Where in the article does it say they aren't running Control's DLSS solution on the tensor cores, or that this isn't using Machine Learning? Machine learning means training the algorithm. This isn't a compute based solution. It's still DLSS.

"Deep Learning: The Future of Super Resolution
Deep learning holds incredible promise for the next chapter of super resolution. Hand engineered algorithms are fast and can do a fair job of approximating AI. But they’re brittle and prone to failure in corner cases."

They show several examples of their approximation breaking. They also end the article by stating that Turing's tensor cores and ready and waiting to be used.
 
"Deep Learning: The Future of Super Resolution
Deep learning holds incredible promise for the next chapter of super resolution. Hand engineered algorithms are fast and can do a fair job of approximating AI. But they’re brittle and prone to failure in corner cases."

They show several examples of their approximation breaking. They also end the article by stating that Turing's tensor cores and ready and waiting to be used.

Our next step is optimizing our AI research model to run at higher FPS. Turing’s 110 Tensor teraflops are ready and waiting for this next round of innovation. When it arrives, we’ll deploy the latest enhancements to gamers via our Game Ready Drivers.

You take that at meaning they aren't being used in Control? lol no. They're saying those cores are there and they're capable of the next round of improvements coming to DLSS which is a more optimized version of their AI research model. It's also a way of reassuring people that they wont need a next gen GPU to handle these improvements when they come. Their AI model utilizes deep learning to train their Image Processing algorithm. The goal is to get that high quality of the AI model performant enough so that it can run on the tensor cores.
 
You take that at meaning they aren't being used in Control? lol no. They're saying those cores are there and they're capable of the next round of improvements coming to DLSS which is a more optimized version of their AI research model. It's also a way of reassuring people that they wont need a next gen GPU to handle these improvements when they come. Their AI model utilizes deep learning to train their Image Processing algorithm. The goal is to get that high quality of the AI model performant enough so that it can run on the tensor cores.

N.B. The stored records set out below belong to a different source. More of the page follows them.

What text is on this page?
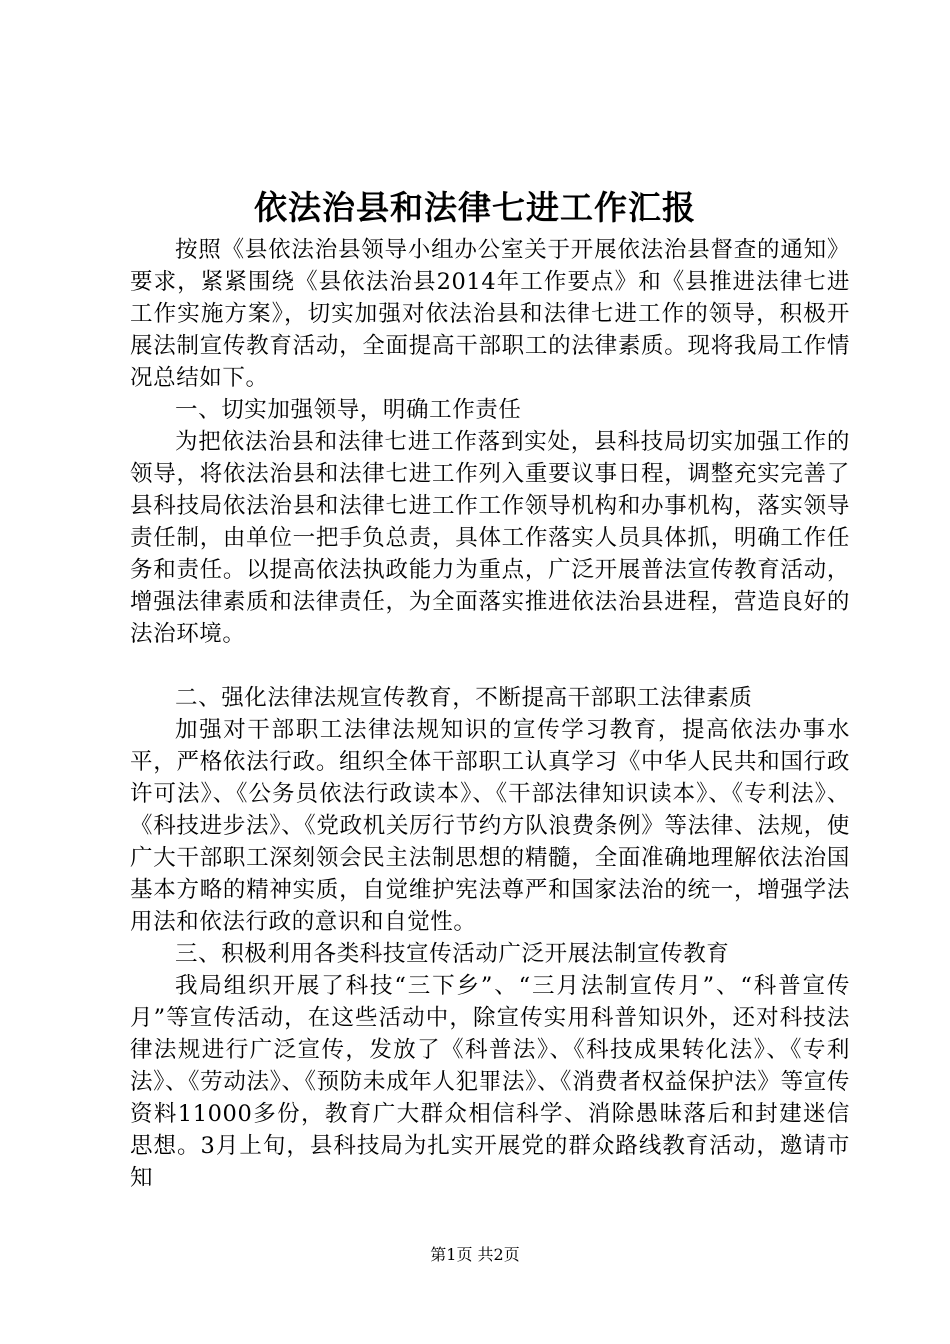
依法治县和法律七进工作汇报

按照《县依法治县领导小组办公室关于开展依法治县督查的通知》要求，紧紧围绕《县依法治县2014年工作要点》和《县推进法律七进工作实施方案》，切实加强对依法治县和法律七进工作的领导，积极开展法制宣传教育活动，全面提高干部职工的法律素质。现将我局工作情况总结如下。

一、切实加强领导，明确工作责任

为把依法治县和法律七进工作落到实处，县科技局切实加强工作的领导，将依法治县和法律七进工作列入重要议事日程，调整充实完善了县科技局依法治县和法律七进工作工作领导机构和办事机构，落实领导责任制，由单位一把手负总责，具体工作落实人员具体抓，明确工作任务和责任。以提高依法执政能力为重点，广泛开展普法宣传教育活动，增强法律素质和法律责任，为全面落实推进依法治县进程，营造良好的法治环境。

二、强化法律法规宣传教育，不断提高干部职工法律素质

加强对干部职工法律法规知识的宣传学习教育，提高依法办事水平，严格依法行政。组织全体干部职工认真学习《中华人民共和国行政许可法》、《公务员依法行政读本》、《干部法律知识读本》、《专利法》、《科技进步法》、《党政机关厉行节约方队浪费条例》等法律、法规，使广大干部职工深刻领会民主法制思想的精髓，全面准确地理解依法治国基本方略的精神实质，自觉维护宪法尊严和国家法治的统一，增强学法用法和依法行政的意识和自觉性。

三、积极利用各类科技宣传活动广泛开展法制宣传教育

我局组织开展了科技“三下乡”、“三月法制宣传月”、“科普宣传月”等宣传活动，在这些活动中，除宣传实用科普知识外，还对科技法律法规进行广泛宣传，发放了《科普法》、《科技成果转化法》、《专利法》、《劳动法》、《预防未成年人犯罪法》、《消费者权益保护法》等宣传资料11000多份，教育广大群众相信科学、消除愚昧落后和封建迷信思想。3月上旬，县科技局为扎实开展党的群众路线教育活动，邀请市知

第1页 共2页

I disagree for several reasons.

1. All previous DLSS implementations have been rather expensive. Suddenly this one has the same performance as basic upscaling.
2. The various selectable resolutions from which to upscale resulting in more combinations to train than previous titles.
4. Its now usable at all performance levels and provides an improvement regardless of how long other parts of the GPU require to process a frame.
3. There would be no need for the article.
 
I disagree for several reasons.

1. All previous DLSS implementations have been rather expensive. Suddenly this one has the same performance as basic upscaling.
2. The various selectable resolutions from which to upscale resulting in more combinations to train than previous titles.
4. Its now usable at all performance levels and provides an improvement regardless of how long other parts of the GPU require to process a frame.
3. There would be no need for the article.

A new algorithm could explain away all what you just wrote though. I mean, they literally state that they need to get it to a performance budget small enough that it can run on the tensor cores. That implies that they are using them.. and want to continue using them.
 
A new algorithm could explain away all what you just wrote though. I mean, they literally state that they need to get it to a performance budget small enough that it can run on the tensor cores. That implies that they are using them.. and want to continue using them.

They mention performance budget but they dont reference tensor cores at all in that context. Its certainly possible they are being used but if i had to bet given the available info, id bet against.